Yanıt vermeden önce şunları söylerim mutlaka:

   “Kıbrıs sorununa katkı koymak istiyorsanız, öncelikle Kıbrıs sorununu gerçekçi olarak öğrenip, objektif yaklaşımı başarın. Yabancı büyükelçiliklerin tümü Güney Kıbrıs’tadır. Kuzey’de tek büyük elçilik Türkiye’nindir. Güney’deki büyükelçilikler üzerinde Rum Yönetiminin baskısı vardır. Nedir bu baskı? Kıbrıs sorununu Kıbrıslı Türklerden dinlemeyin, baskısı. Kıbrıslı Türkler, eşit davranmayan yabancılara alınganlıkla birlikte kırgındır. Eşit davranmayan, adil öneri sunamaz.”
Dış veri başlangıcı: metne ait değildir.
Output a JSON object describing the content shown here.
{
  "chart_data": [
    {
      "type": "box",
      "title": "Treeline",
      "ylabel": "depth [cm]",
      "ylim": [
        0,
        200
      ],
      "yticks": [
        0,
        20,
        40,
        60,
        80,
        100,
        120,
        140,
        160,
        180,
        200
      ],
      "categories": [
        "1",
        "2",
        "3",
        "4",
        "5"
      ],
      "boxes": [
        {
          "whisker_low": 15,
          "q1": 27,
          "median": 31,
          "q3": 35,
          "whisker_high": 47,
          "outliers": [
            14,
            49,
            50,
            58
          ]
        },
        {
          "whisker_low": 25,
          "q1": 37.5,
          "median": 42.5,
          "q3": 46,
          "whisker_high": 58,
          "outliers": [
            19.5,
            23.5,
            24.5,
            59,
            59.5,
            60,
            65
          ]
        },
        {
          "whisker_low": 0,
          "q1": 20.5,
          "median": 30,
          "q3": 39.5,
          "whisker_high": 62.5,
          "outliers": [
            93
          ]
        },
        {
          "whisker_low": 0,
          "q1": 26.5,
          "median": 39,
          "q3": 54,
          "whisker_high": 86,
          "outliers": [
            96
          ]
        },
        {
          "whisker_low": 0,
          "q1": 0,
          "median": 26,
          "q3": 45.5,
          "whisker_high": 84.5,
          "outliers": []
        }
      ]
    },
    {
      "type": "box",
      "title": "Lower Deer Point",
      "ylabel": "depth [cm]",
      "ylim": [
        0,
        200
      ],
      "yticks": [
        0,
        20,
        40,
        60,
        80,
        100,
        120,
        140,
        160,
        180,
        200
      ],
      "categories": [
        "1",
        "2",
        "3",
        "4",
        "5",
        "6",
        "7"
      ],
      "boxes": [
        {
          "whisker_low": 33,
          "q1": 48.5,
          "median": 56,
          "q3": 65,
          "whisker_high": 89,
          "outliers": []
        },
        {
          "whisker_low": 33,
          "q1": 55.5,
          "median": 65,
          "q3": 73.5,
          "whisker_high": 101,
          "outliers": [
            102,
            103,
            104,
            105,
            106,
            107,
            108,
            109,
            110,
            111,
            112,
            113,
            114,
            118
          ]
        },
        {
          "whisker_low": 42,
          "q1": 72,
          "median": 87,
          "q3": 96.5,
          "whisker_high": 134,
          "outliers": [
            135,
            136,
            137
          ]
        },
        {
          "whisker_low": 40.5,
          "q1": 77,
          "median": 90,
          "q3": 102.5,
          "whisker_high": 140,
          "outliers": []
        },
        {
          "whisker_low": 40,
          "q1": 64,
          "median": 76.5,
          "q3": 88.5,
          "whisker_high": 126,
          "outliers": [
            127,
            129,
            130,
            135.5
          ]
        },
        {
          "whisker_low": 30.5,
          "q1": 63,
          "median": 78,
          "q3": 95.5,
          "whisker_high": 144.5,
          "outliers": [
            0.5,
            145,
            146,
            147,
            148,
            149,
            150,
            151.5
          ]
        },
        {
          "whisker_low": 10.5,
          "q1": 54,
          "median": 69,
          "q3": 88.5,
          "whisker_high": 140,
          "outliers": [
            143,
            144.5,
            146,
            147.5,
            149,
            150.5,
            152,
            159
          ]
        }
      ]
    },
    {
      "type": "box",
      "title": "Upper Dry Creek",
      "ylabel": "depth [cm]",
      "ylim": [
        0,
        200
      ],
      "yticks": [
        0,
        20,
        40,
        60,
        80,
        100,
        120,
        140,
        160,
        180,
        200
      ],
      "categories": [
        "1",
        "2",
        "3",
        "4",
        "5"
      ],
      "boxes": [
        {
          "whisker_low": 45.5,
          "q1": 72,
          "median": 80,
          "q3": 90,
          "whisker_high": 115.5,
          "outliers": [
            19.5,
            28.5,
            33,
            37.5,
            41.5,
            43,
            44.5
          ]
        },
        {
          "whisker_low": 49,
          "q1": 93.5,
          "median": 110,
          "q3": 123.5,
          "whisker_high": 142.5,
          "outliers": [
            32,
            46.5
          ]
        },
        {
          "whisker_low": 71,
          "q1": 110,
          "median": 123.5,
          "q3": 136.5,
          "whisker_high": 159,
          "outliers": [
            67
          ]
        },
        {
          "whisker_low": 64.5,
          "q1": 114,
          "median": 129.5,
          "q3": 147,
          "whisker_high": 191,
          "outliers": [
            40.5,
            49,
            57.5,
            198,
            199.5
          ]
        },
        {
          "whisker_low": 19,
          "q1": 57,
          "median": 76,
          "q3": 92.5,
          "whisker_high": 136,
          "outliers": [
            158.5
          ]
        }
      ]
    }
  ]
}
Geleyim, “Kıbrıs sorununun çözümüne nasıl yardımcı olabiliriz?”, sorusunun yanıtına.

“Kıbrıs sorununun çözümüne katkı koymak istiyorsanız, çözüm için motivasyon unsuru olacak, ORTAK ÇIKAR ANALİZİ, yapılmasını sağlayın.

Neden?

   Çünkü, Kıbrıs sorununun ana iki tarafı Kıbrıs Türk ve Kıbrıs Rum tarafı, pek çok etkenin birleşimiyle ayrı ayrı kendi çıkar analizlerini bir biçimde yapmaktadır.

   Ortak çıkar analizinin yapılıp, benimsenmediği sürece, taraflarca kabul edilecek bir çözüme ulaşmak neredeyse imkansızdır.

   İmkansız hale gelindiğine inanıldığı için “Müzakerelerden umut kesilmesi” seslendirilebiliyor.

***

“Kıbrıs sorunu nedir?” diye sorulsa ortak yanıt bulmak neredeyse imkansızdır.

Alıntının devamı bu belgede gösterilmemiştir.